You might consider filing a Chapter 13 bankruptcy in order to keep your house and the assets you worked hard to accumulate. Someone may have told you that, after three to five years of tightening your belt and making payments to your creditors through the court, you could walk away with all of your assets, including your house, intact. You just have to come up with a repayment plan that meets the court’s approval.

Well, it’s not quite that simple, but it does provide a basic outline of the process. Of course, you must meet certain qualifications first, such as having a steady income, enough disposable income to fulfill the plan, and you must meet other criteria for bankruptcy. Let’s say that you make it through the vetting process and file. What happens after you complete your plan?

The Chapter 13 discharge

This piece of paper makes the whole process worth it. In order to obtain a discharge, the following must be true:

  1. You must successfully complete your repayment plan.
  2. You must not have received a bankruptcy discharge through another filing within two years from the filing of your current Chapter 13 case.
  3. You must complete a court-approved financial management course.
  4. You must attend a court hearing regarding whether any pending proceeding could infringe upon and limit your homestead exemption.

Your discharge releases you from payment of all your debts, except the following:

  1. You remain obligated to pay certain long-term debts such as the mortgage loan on your home.
  2. You remain obligated to pay debts such as child support, alimony and some taxes.
  3. You must continue to pay debts arising out of a criminal conviction.
  4. You must continue to pay debts arising out of the death or serious injury in an alcohol or drug-related crash caused by you.

Of course, if you pay these debts in full as part of your repayment plan, these exceptions do not apply.
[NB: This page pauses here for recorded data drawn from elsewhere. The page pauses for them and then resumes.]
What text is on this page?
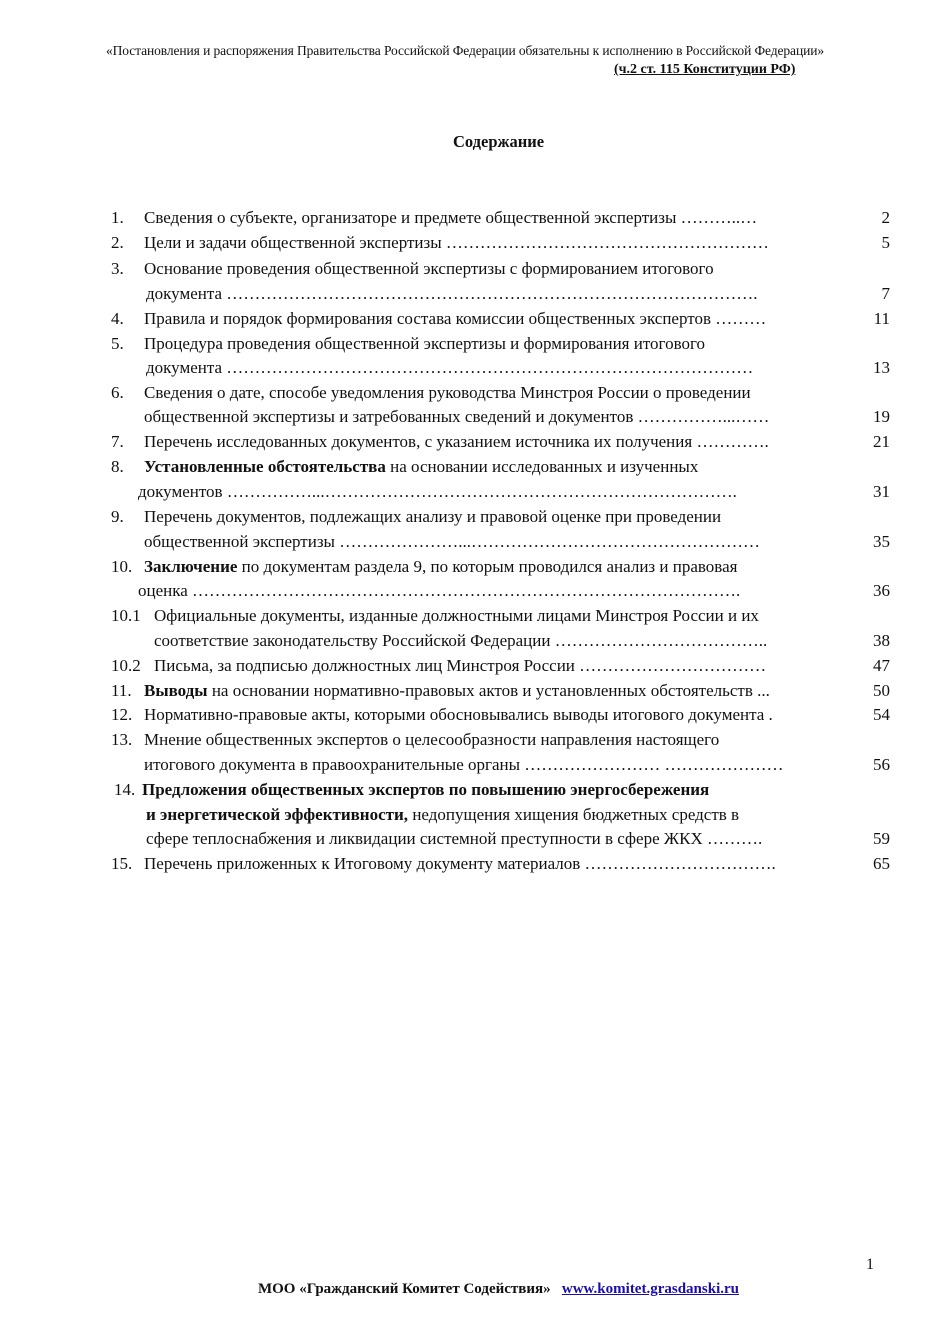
«Постановления и распоряжения Правительства Российской Федерации обязательны к исполнению в Российской Федерации»
(ч.2 ст. 115 Конституции РФ)
Содержание
1. Сведения о субъекте, организаторе и предмете общественной экспертизы ………..…	2
2. Цели и задачи общественной экспертизы …………………………………………………	5
3. Основание проведения общественной экспертизы с формированием итогового
документа ………………………………………………………………………………….	7
4. Правила и порядок формирования состава комиссии общественных экспертов ………	11
5. Процедура проведения общественной экспертизы и формирования итогового
документа …………………………………………………………………………………	13
6. Сведения о дате, способе уведомления руководства Минстроя России о проведении
общественной экспертизы и затребованных сведений и документов ……………...……	19
7. Перечень исследованных документов, с указанием источника их получения ………….	21
8. Установленные обстоятельства на основании исследованных и изученных
документов ……………...……………………………………………………………….	31
9. Перечень документов, подлежащих анализу и правовой оценке при проведении
общественной экспертизы …………………...……………………………………………	35
10. Заключение по документам раздела 9, по которым проводился анализ и правовая
оценка …………………………………………………………………………………….	36
10.1 Официальные документы, изданные должностными лицами Минстроя России и их
соответствие законодательству Российской Федерации ………………………………..	38
10.2 Письма, за подписью должностных лиц Минстроя России ……………………………	47
11. Выводы на основании нормативно-правовых актов и установленных обстоятельств ...	50
12. Нормативно-правовые акты, которыми обосновывались выводы итогового документа .	54
13. Мнение общественных экспертов о целесообразности направления настоящего
итогового документа в правоохранительные органы …………………… …………………	56
14. Предложения общественных экспертов по повышению энергосбережения
и энергетической эффективности, недопущения хищения бюджетных средств в
сфере теплоснабжения и ликвидации системной преступности в сфере ЖКХ ……….	59
15. Перечень приложенных к Итоговому документу материалов …………………………….	65
1
МОО «Гражданский Комитет Содействия» www.komitet.grasdanski.ru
Some other debts could qualify for discharge unless the party to whom you might owe the debt successfully proves to the court that the debt should not be discharged:

  1. Property or money you received through false pretenses, fraud or a breach of fiduciary duty.
  2. Civil Damages or restitution arising out of a malicious or willful act on your part, which caused serious injury or death, requires court approval for exclusion from discharge.

Chapter 13 also allows you to discharge debts not eligible for discharge in other chapters such as the following:

  1. Debts you incurred for the malicious or willful damage of property.
  2. Debts you incurred in order to pay taxes not eligible for discharge.
  3. Debts you incurred through a property settlement agreement in a separation or divorce.

When you receive your discharge, be certain of what debts you must continue to pay.